By analyzing the accuracy and loss rate of model recognition, it is found that the performance of the above four algorithms is different in training set and test set. The algorithm proposed in this paper has the best performance in the training set and test set, while the algorithm in literature [26] has the worst performance in the training set and test set.
To further analyze the effects of the above four algorithms, ROC curves are drawn in this paper, as shown in Figure 11.
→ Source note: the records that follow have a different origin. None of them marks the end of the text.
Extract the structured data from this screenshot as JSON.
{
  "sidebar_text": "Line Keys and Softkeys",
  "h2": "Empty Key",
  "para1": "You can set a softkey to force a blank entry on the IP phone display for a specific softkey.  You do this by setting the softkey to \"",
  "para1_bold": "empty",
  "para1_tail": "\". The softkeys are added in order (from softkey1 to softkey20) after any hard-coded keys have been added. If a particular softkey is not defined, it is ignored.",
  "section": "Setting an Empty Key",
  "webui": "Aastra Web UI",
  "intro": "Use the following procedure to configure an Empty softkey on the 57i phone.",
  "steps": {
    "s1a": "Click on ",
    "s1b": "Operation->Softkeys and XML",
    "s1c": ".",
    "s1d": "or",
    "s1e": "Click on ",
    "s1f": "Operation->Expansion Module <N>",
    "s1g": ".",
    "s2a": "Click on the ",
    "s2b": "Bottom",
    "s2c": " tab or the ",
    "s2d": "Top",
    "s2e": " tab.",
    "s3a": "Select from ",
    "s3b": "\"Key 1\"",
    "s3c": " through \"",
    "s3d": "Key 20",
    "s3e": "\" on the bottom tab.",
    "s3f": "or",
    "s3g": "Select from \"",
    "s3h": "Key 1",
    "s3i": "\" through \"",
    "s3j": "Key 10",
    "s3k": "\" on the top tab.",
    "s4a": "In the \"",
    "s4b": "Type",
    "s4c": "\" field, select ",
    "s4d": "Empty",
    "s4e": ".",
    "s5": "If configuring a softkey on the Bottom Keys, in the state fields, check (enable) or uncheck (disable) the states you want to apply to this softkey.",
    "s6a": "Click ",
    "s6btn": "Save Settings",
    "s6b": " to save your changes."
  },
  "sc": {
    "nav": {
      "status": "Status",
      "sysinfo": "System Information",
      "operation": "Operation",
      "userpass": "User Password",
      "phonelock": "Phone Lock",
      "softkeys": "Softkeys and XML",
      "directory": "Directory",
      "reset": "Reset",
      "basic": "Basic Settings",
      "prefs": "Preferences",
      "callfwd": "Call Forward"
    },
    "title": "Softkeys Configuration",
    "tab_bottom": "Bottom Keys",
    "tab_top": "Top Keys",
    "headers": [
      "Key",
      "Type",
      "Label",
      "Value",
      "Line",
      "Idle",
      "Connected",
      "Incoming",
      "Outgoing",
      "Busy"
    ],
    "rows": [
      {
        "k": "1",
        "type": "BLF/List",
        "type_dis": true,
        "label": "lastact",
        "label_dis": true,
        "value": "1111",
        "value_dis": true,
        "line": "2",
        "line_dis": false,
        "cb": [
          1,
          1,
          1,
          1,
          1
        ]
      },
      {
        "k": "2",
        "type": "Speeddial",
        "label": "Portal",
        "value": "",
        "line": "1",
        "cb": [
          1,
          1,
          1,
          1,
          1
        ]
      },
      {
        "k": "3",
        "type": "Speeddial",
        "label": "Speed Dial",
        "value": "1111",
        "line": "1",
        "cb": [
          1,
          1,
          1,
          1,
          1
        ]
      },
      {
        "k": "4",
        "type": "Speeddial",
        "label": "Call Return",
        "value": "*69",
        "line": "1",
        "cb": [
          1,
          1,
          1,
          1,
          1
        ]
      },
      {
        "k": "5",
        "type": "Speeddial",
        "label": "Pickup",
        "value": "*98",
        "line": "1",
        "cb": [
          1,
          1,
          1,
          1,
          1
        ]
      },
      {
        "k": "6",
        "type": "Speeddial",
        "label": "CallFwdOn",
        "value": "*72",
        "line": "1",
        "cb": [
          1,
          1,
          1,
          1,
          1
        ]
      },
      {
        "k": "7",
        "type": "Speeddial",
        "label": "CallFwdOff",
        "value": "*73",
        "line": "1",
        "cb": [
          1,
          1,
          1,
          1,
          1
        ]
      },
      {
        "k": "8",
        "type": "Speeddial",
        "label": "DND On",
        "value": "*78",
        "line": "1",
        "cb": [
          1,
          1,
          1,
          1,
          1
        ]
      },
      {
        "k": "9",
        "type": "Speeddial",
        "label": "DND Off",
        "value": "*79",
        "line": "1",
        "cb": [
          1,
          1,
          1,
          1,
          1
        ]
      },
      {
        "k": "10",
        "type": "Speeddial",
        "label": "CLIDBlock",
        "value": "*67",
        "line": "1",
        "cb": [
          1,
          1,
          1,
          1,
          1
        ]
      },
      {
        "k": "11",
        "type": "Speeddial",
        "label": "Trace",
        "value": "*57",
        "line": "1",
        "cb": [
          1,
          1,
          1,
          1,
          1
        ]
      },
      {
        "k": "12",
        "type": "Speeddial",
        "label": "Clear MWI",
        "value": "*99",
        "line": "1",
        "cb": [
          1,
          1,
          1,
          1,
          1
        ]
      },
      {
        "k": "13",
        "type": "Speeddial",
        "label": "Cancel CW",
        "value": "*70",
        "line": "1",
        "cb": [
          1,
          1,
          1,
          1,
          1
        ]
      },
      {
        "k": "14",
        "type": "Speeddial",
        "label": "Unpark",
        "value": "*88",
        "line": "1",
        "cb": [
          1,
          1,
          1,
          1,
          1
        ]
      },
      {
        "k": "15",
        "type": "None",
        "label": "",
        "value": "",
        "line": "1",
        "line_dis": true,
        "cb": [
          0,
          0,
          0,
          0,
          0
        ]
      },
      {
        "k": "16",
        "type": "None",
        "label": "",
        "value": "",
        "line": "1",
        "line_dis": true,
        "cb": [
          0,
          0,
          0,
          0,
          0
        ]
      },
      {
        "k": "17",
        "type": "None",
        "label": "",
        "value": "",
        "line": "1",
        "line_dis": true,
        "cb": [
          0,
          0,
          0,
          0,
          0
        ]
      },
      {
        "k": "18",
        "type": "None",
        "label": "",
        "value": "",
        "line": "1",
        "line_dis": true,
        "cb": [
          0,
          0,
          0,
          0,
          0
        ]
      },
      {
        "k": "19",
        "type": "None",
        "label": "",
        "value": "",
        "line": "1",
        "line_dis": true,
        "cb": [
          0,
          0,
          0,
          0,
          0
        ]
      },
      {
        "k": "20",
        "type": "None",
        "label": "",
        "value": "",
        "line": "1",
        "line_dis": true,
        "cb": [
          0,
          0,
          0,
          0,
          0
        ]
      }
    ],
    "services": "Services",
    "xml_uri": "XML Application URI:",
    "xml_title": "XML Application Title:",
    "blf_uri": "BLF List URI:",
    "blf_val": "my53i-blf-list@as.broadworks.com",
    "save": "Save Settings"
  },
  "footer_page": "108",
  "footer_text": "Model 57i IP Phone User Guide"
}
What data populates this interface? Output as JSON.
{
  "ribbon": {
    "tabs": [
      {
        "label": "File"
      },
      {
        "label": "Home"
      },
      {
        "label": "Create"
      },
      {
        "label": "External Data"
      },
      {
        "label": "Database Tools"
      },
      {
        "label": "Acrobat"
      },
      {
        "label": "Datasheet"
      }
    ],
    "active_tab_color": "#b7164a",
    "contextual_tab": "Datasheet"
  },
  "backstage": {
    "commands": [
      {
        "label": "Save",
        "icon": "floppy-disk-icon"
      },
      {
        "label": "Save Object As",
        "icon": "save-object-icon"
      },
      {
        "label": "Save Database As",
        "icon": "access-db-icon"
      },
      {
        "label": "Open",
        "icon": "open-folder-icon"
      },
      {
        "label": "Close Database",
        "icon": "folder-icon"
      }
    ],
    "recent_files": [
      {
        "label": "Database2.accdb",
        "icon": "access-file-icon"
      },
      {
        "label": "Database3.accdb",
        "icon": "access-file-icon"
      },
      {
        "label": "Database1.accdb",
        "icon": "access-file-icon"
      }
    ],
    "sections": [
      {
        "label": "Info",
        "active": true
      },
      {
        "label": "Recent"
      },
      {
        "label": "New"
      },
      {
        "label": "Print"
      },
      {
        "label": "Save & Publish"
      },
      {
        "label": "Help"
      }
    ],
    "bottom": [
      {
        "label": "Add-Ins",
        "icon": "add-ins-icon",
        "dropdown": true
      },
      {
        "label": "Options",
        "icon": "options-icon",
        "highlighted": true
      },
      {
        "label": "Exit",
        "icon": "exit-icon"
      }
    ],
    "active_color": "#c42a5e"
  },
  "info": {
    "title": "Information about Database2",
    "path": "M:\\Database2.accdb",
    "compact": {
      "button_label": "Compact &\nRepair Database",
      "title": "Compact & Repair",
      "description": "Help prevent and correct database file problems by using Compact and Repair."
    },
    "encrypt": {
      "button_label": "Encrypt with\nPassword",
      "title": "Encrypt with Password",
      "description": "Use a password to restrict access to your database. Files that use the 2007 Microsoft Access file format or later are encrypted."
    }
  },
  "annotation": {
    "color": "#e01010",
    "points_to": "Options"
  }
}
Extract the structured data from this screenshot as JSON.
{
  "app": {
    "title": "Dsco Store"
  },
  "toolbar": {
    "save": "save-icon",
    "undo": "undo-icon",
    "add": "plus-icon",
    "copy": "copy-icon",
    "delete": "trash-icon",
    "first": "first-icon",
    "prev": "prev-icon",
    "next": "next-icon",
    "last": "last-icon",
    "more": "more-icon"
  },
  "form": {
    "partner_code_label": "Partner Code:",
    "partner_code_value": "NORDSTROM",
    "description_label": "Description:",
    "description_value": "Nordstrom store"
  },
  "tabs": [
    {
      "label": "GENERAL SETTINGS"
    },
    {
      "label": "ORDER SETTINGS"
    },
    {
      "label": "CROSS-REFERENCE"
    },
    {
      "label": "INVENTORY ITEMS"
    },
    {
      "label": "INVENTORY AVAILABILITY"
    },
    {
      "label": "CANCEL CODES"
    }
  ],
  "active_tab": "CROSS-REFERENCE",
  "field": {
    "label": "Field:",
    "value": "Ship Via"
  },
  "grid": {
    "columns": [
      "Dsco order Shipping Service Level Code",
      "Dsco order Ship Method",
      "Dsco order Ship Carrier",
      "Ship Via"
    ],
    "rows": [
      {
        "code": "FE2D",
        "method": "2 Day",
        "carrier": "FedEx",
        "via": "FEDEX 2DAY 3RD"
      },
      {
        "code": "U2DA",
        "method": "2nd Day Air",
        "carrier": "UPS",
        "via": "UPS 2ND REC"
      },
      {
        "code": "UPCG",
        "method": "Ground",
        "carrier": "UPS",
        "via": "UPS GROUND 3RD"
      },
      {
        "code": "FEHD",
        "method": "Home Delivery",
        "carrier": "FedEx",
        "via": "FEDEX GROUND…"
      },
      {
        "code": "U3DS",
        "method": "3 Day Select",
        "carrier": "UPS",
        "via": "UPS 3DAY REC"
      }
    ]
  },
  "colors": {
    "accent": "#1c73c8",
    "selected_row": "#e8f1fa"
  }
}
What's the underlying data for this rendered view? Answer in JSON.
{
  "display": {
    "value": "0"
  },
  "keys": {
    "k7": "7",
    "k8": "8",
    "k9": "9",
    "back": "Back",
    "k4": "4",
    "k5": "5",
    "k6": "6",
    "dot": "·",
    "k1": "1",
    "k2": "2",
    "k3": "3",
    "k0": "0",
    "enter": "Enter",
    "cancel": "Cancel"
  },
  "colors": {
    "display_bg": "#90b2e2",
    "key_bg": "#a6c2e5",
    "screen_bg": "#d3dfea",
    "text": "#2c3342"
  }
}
ROC curve is a graphical display method to show the compromise between the true rate and false positive rate of classification effect. True rate was plotted along the Y-axis, and false positive rate plotted along the X-axis. In the ROC curve, the model near the upper left corner is better. In Figure 11, the model in the upper left corner is the model proposed in this paper, which is suitable for facial expression recognition. The worst-performing model is literature [27], farthest from the upper left corner. In addition, the ROC curve area represents another classifier standard, and the larger the area of the model, the better the predictive type of the model. In terms of total area, the model proposed in this paper has the largest area and the best model performance, while literature [27] has the smallest area and the worst model performance effect.
5. Conclusion
The application of facial expression recognition in learning scenes is a trend of constructing new classroom. With the help of the relevant research foundation of informatics, psychology, and pedagogy, learners’ learning state can be studied through expression analysis. This paper focuses on the common problems in the current research on microexpression recognition and realizes the recognition and classification of microexpression sequences through deep learning. Based on the excellent performance of LRCN in behavior recognition, a SLRCN method is proposed to improve the method. This method is more suitable for microexpression data set. In order to reduce the risk of overfitting in the training deep network, the feature set of facial expression frames is extracted through the pretrained VGGFace model with the method of transfer learning. The feature sets were input into the bidirectional LSTM network to address the characteristics of short duration and time dependence of microexpression changes. Experimental results show that this method has high accuracy. However, the main reasons for the low recognition rate are the insufficient amount of labeled microexpression data, uneven distribution of all kinds of data, and generally weak intensity of microexpression. Further work is needed to enrich the data. Based on the dynamic expression sequence analysis of learners’ emotions, a psychological characteristic model was established to study the corresponding relationship between learning state and emotion changes in the learning process, so as to promote the progress of microexpression recognition in teaching quality evaluation.
Data Availability
The labeled data set used to support the findings of this study is available from the author upon request.
Conflicts of Interest
The author declares that there are no conflicts of interest.
Acknowledgments
The research was supported by Investigation and Research on College Chinese Curriculum Education in Colleges and Universities under the Background of “Ideological and Political” (2021YB0285).